Congress is being asked to enforce "the law of God," thundered an indignant Senator Richard M. Johnson (D.-Ky.). The measure before Congress is nothing more than "the entering wedge of a scheme to make this Government a religious instead of a social and political institution." Not an unfamiliar argument--except that Senator Johnson was speaking in 1829. At issue was the seemingly trivial matter of Sunday mail delivery and whether to discontinue it. Yet in this passionate debate nearly 200 years ago, writes Currie, a professor of law at the University of Chicago, one can see "the whole modern understanding of the establishment clause" of the Constitution, in which it is decreed that "Congress shall make no laws respecting an establishment of religion, or prohibiting the free exercise thereof." The Founders themselves had seemed uncertain of the clause’s meaning. Did it ban only the establishment of a national church, or did it go further? President Thomas Jefferson (1801–09) consistently refused congressional pleas to declare official days of prayer. President James Madison (1809–17) did issue such declarations but privately opposed them after he left office.
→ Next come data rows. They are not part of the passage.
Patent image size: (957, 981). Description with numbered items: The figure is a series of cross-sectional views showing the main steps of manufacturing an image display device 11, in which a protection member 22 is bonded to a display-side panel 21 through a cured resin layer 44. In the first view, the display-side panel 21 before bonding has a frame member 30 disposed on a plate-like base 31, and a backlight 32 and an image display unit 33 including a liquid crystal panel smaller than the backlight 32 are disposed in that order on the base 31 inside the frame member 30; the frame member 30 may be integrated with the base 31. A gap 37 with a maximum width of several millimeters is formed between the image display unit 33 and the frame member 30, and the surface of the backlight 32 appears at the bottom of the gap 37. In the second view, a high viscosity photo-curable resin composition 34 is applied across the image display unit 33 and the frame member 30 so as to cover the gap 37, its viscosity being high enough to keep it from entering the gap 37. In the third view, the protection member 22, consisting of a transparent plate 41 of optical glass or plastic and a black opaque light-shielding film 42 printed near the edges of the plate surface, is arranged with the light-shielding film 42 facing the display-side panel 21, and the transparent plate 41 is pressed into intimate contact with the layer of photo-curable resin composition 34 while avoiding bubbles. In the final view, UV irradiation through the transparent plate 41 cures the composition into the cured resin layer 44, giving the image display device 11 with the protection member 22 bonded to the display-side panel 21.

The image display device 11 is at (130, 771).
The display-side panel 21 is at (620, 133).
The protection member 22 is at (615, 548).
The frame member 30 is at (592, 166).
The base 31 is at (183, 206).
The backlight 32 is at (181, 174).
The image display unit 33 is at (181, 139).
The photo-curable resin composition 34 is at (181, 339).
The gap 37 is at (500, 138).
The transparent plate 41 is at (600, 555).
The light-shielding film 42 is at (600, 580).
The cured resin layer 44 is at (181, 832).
Sunday postal delivery was largely taken for granted until 1814, when Representative Samuel Farrow of South Carolina tried to convince the House of Representatives to stop the "unnecessary, inadmissible and wicked" practice. Postmaster General Return Meigs replied that the post office must operate daily, especially in wartime. The House voted nearly two to one against Farrow.

But it was in the 1829 debate, Currie says, that the full outline of the modern argument can be seen. Although a committee chaired by Johnson agreed that one day in seven was acceptable for a "respite from the ordinary vocations of life," it argued that "the proper object of government is to protect all persons in the employment of their religious as well as civil rights; and not to determine for any whether they shall esteem one day above another, or esteem all days alike holy." The Constitution "wisely withheld from our Government the power of defining the divine law," in order to minimize religious conflict, the committee continued. "It is a right reserved to each citizen." At the same time, Johnson’s committee recognized a modern version of the "free exercise" provision, noting that post office employees were not required to work on either the Jewish or the Christian Sabbath.

Johnson and his allies prevailed. It was not until 1912 that regular Sunday mail delivery ceased. But the events of 1829, Currie concludes, show that "the notion that the establishment clause does more than prevent erection of a national church is no modern heresy."